If you are struggling with alcohol dependency, you are not alone. Alcohol dependency affects adults of all ages from all walks of life. The earlier people start drinking in life, the more difficult it often is for them to cut ties with alcohol or develop a more healthy relationship with the substance.
In fact, the CDC estimates that more than 10,000 people died in alcohol-related crashes in 2016 alone. These fatal accidents represented 28% of all crash fatalities that occurred in America that year. So, what can you do to reduce the likelihood of becoming involved in one of these accidents and getting a DUI?

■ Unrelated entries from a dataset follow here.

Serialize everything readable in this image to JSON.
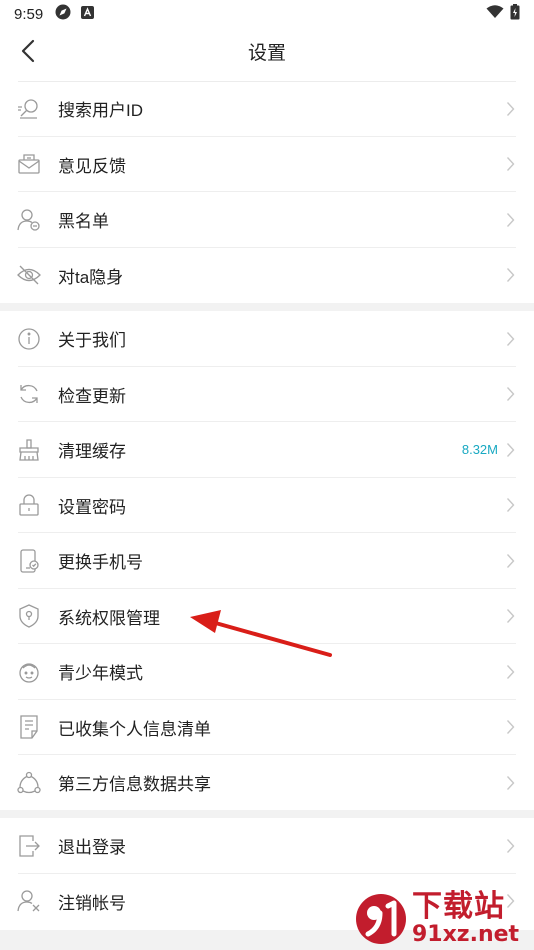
{
  "status_bar": {
    "time": "9:59",
    "icons_left": [
      "compass-icon",
      "a-badge-icon"
    ],
    "icons_right": [
      "wifi-icon",
      "battery-icon"
    ]
  },
  "header": {
    "title": "设置"
  },
  "groups": [
    {
      "items": [
        {
          "label": "搜索用户ID",
          "icon": "search-user-icon"
        },
        {
          "label": "意见反馈",
          "icon": "feedback-icon"
        },
        {
          "label": "黑名单",
          "icon": "blacklist-icon"
        },
        {
          "label": "对ta隐身",
          "icon": "invisible-icon"
        }
      ]
    },
    {
      "items": [
        {
          "label": "关于我们",
          "icon": "info-icon"
        },
        {
          "label": "检查更新",
          "icon": "refresh-icon"
        },
        {
          "label": "清理缓存",
          "icon": "broom-icon",
          "value": "8.32M"
        },
        {
          "label": "设置密码",
          "icon": "lock-icon"
        },
        {
          "label": "更换手机号",
          "icon": "phone-icon"
        },
        {
          "label": "系统权限管理",
          "icon": "shield-icon"
        },
        {
          "label": "青少年模式",
          "icon": "child-face-icon"
        },
        {
          "label": "已收集个人信息清单",
          "icon": "document-list-icon"
        },
        {
          "label": "第三方信息数据共享",
          "icon": "share-icon"
        }
      ]
    },
    {
      "items": [
        {
          "label": "退出登录",
          "icon": "logout-icon"
        },
        {
          "label": "注销帐号",
          "icon": "remove-account-icon"
        }
      ]
    }
  ],
  "colors": {
    "accent_value": "#19a9c2",
    "annotation_arrow": "#d91e18",
    "watermark": "#c21d2d"
  },
  "watermark": {
    "line1": "下载站",
    "line2": "91xz.net"
  }
}
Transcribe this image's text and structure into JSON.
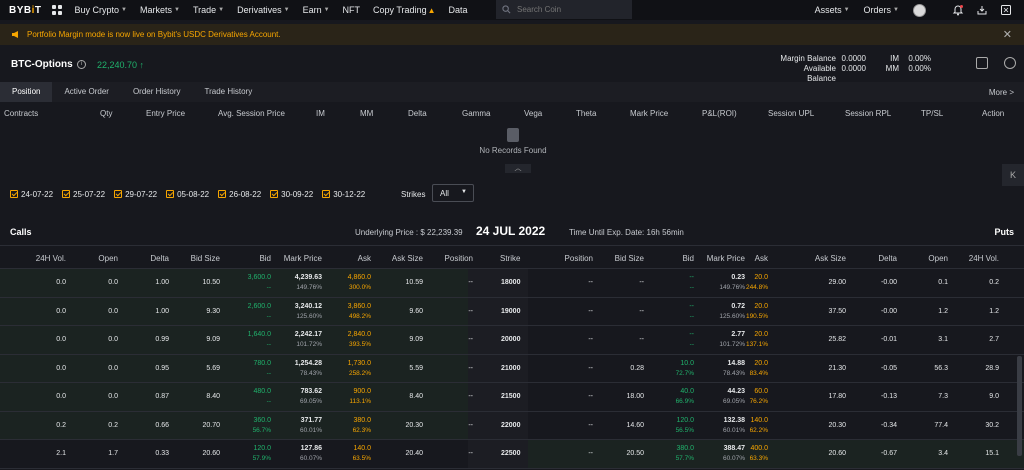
{
  "nav": {
    "logo_a": "BYB",
    "logo_b": "i",
    "logo_c": "T",
    "items": [
      "Buy Crypto",
      "Markets",
      "Trade",
      "Derivatives",
      "Earn",
      "NFT",
      "Copy Trading",
      "Data"
    ],
    "search_placeholder": "Search Coin",
    "assets": "Assets",
    "orders": "Orders"
  },
  "banner": {
    "text": "Portfolio Margin mode is now live on Bybit's USDC Derivatives Account."
  },
  "header": {
    "title": "BTC-Options",
    "price": "22,240.70",
    "margin_balance_label": "Margin Balance",
    "margin_balance_value": "0.0000",
    "available_balance_label": "Available Balance",
    "available_balance_value": "0.0000",
    "im_label": "IM",
    "im_value": "0.00%",
    "mm_label": "MM",
    "mm_value": "0.00%"
  },
  "tabs": [
    "Position",
    "Active Order",
    "Order History",
    "Trade History"
  ],
  "more_label": "More",
  "positions_columns": [
    "Contracts",
    "Qty",
    "Entry Price",
    "Avg. Session Price",
    "IM",
    "MM",
    "Delta",
    "Gamma",
    "Vega",
    "Theta",
    "Mark Price",
    "P&L(ROI)",
    "Session UPL",
    "Session RPL",
    "TP/SL",
    "Action"
  ],
  "no_records": "No Records Found",
  "expiry_dates": [
    "24-07-22",
    "25-07-22",
    "29-07-22",
    "05-08-22",
    "26-08-22",
    "30-09-22",
    "30-12-22"
  ],
  "strikes": {
    "label": "Strikes",
    "value": "All"
  },
  "chain_header": {
    "calls": "Calls",
    "puts": "Puts",
    "underlying": "Underlying Price : $ 22,239.39",
    "expiry": "24 JUL 2022",
    "time_until": "Time Until Exp. Date:   16h 56min"
  },
  "chain_columns": {
    "calls": [
      "24H Vol.",
      "Open",
      "Delta",
      "Bid Size",
      "Bid",
      "Mark Price",
      "Ask",
      "Ask Size",
      "Position"
    ],
    "strike": "Strike",
    "puts": [
      "Position",
      "Bid Size",
      "Bid",
      "Mark Price",
      "Ask",
      "Ask Size",
      "Delta",
      "Open",
      "24H Vol."
    ]
  },
  "chain_rows": [
    {
      "strike": "18000",
      "c_vol": "0.0",
      "c_open": "0.0",
      "c_delta": "1.00",
      "c_bidsize": "10.50",
      "c_bid": "3,600.0",
      "c_bid2": "--",
      "c_mark": "4,239.63",
      "c_mark2": "149.76%",
      "c_ask": "4,860.0",
      "c_ask2": "300.0%",
      "c_asksize": "10.59",
      "c_pos": "--",
      "p_pos": "--",
      "p_bidsize": "--",
      "p_bid": "--",
      "p_bid2": "--",
      "p_mark": "0.23",
      "p_mark2": "149.76%",
      "p_ask": "20.0",
      "p_ask2": "244.8%",
      "p_asksize": "29.00",
      "p_delta": "-0.00",
      "p_open": "0.1",
      "p_vol": "0.2"
    },
    {
      "strike": "19000",
      "c_vol": "0.0",
      "c_open": "0.0",
      "c_delta": "1.00",
      "c_bidsize": "9.30",
      "c_bid": "2,600.0",
      "c_bid2": "--",
      "c_mark": "3,240.12",
      "c_mark2": "125.60%",
      "c_ask": "3,860.0",
      "c_ask2": "498.2%",
      "c_asksize": "9.60",
      "c_pos": "--",
      "p_pos": "--",
      "p_bidsize": "--",
      "p_bid": "--",
      "p_bid2": "--",
      "p_mark": "0.72",
      "p_mark2": "125.60%",
      "p_ask": "20.0",
      "p_ask2": "190.5%",
      "p_asksize": "37.50",
      "p_delta": "-0.00",
      "p_open": "1.2",
      "p_vol": "1.2"
    },
    {
      "strike": "20000",
      "c_vol": "0.0",
      "c_open": "0.0",
      "c_delta": "0.99",
      "c_bidsize": "9.09",
      "c_bid": "1,640.0",
      "c_bid2": "--",
      "c_mark": "2,242.17",
      "c_mark2": "101.72%",
      "c_ask": "2,840.0",
      "c_ask2": "393.5%",
      "c_asksize": "9.09",
      "c_pos": "--",
      "p_pos": "--",
      "p_bidsize": "--",
      "p_bid": "--",
      "p_bid2": "--",
      "p_mark": "2.77",
      "p_mark2": "101.72%",
      "p_ask": "20.0",
      "p_ask2": "137.1%",
      "p_asksize": "25.82",
      "p_delta": "-0.01",
      "p_open": "3.1",
      "p_vol": "2.7"
    },
    {
      "strike": "21000",
      "c_vol": "0.0",
      "c_open": "0.0",
      "c_delta": "0.95",
      "c_bidsize": "5.69",
      "c_bid": "780.0",
      "c_bid2": "--",
      "c_mark": "1,254.28",
      "c_mark2": "78.43%",
      "c_ask": "1,730.0",
      "c_ask2": "258.2%",
      "c_asksize": "5.59",
      "c_pos": "--",
      "p_pos": "--",
      "p_bidsize": "0.28",
      "p_bid": "10.0",
      "p_bid2": "72.7%",
      "p_mark": "14.88",
      "p_mark2": "78.43%",
      "p_ask": "20.0",
      "p_ask2": "83.4%",
      "p_asksize": "21.30",
      "p_delta": "-0.05",
      "p_open": "56.3",
      "p_vol": "28.9"
    },
    {
      "strike": "21500",
      "c_vol": "0.0",
      "c_open": "0.0",
      "c_delta": "0.87",
      "c_bidsize": "8.40",
      "c_bid": "480.0",
      "c_bid2": "--",
      "c_mark": "783.62",
      "c_mark2": "69.05%",
      "c_ask": "900.0",
      "c_ask2": "113.1%",
      "c_asksize": "8.40",
      "c_pos": "--",
      "p_pos": "--",
      "p_bidsize": "18.00",
      "p_bid": "40.0",
      "p_bid2": "66.9%",
      "p_mark": "44.23",
      "p_mark2": "69.05%",
      "p_ask": "60.0",
      "p_ask2": "76.2%",
      "p_asksize": "17.80",
      "p_delta": "-0.13",
      "p_open": "7.3",
      "p_vol": "9.0"
    },
    {
      "strike": "22000",
      "c_vol": "0.2",
      "c_open": "0.2",
      "c_delta": "0.66",
      "c_bidsize": "20.70",
      "c_bid": "360.0",
      "c_bid2": "56.7%",
      "c_mark": "371.77",
      "c_mark2": "60.01%",
      "c_ask": "380.0",
      "c_ask2": "62.3%",
      "c_asksize": "20.30",
      "c_pos": "--",
      "p_pos": "--",
      "p_bidsize": "14.60",
      "p_bid": "120.0",
      "p_bid2": "56.5%",
      "p_mark": "132.38",
      "p_mark2": "60.01%",
      "p_ask": "140.0",
      "p_ask2": "62.2%",
      "p_asksize": "20.30",
      "p_delta": "-0.34",
      "p_open": "77.4",
      "p_vol": "30.2"
    },
    {
      "strike": "22500",
      "c_vol": "2.1",
      "c_open": "1.7",
      "c_delta": "0.33",
      "c_bidsize": "20.60",
      "c_bid": "120.0",
      "c_bid2": "57.9%",
      "c_mark": "127.86",
      "c_mark2": "60.07%",
      "c_ask": "140.0",
      "c_ask2": "63.5%",
      "c_asksize": "20.40",
      "c_pos": "--",
      "p_pos": "--",
      "p_bidsize": "20.50",
      "p_bid": "380.0",
      "p_bid2": "57.7%",
      "p_mark": "388.47",
      "p_mark2": "60.07%",
      "p_ask": "400.0",
      "p_ask2": "63.3%",
      "p_asksize": "20.60",
      "p_delta": "-0.67",
      "p_open": "3.4",
      "p_vol": "15.1"
    }
  ],
  "colors": {
    "accent": "#f7a600",
    "green": "#20b26c",
    "bg": "#17181e"
  }
}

What worked for a friend of yours might not work for you, so do not lose hope if AA, a specific rehabilitation center, or quitting cold turkey does not produce the results you hoped for. There are many options available for you to try. Keep experimenting until something works.
If you know you plan to drink when you go out, reconsider driving to the event. Instead, ask a friend to act as your designated driver. If the person does not have a car and he or she is a responsible driver, offer yours. You can pick up your friend and then that person becomes responsible for driving you home. Public transportation and cabs might also prove useful.
Learn your limit
Drunkenness often takes people by surprise. The smaller you are in body size, the more likely this is to happen. However, if you pay close attention to the signs, you might learn to spot them when you approach your limit. If you find you cannot stop drinking at this limit, this is a good time to give your car keys to a trusted friend, while you are still thinking clearly.
Ultimately, none of these offer a foolproof path to ensure you never face accusations of a DUI. However, they do offer a start to help you steer clear of trouble while you work toward sobriety.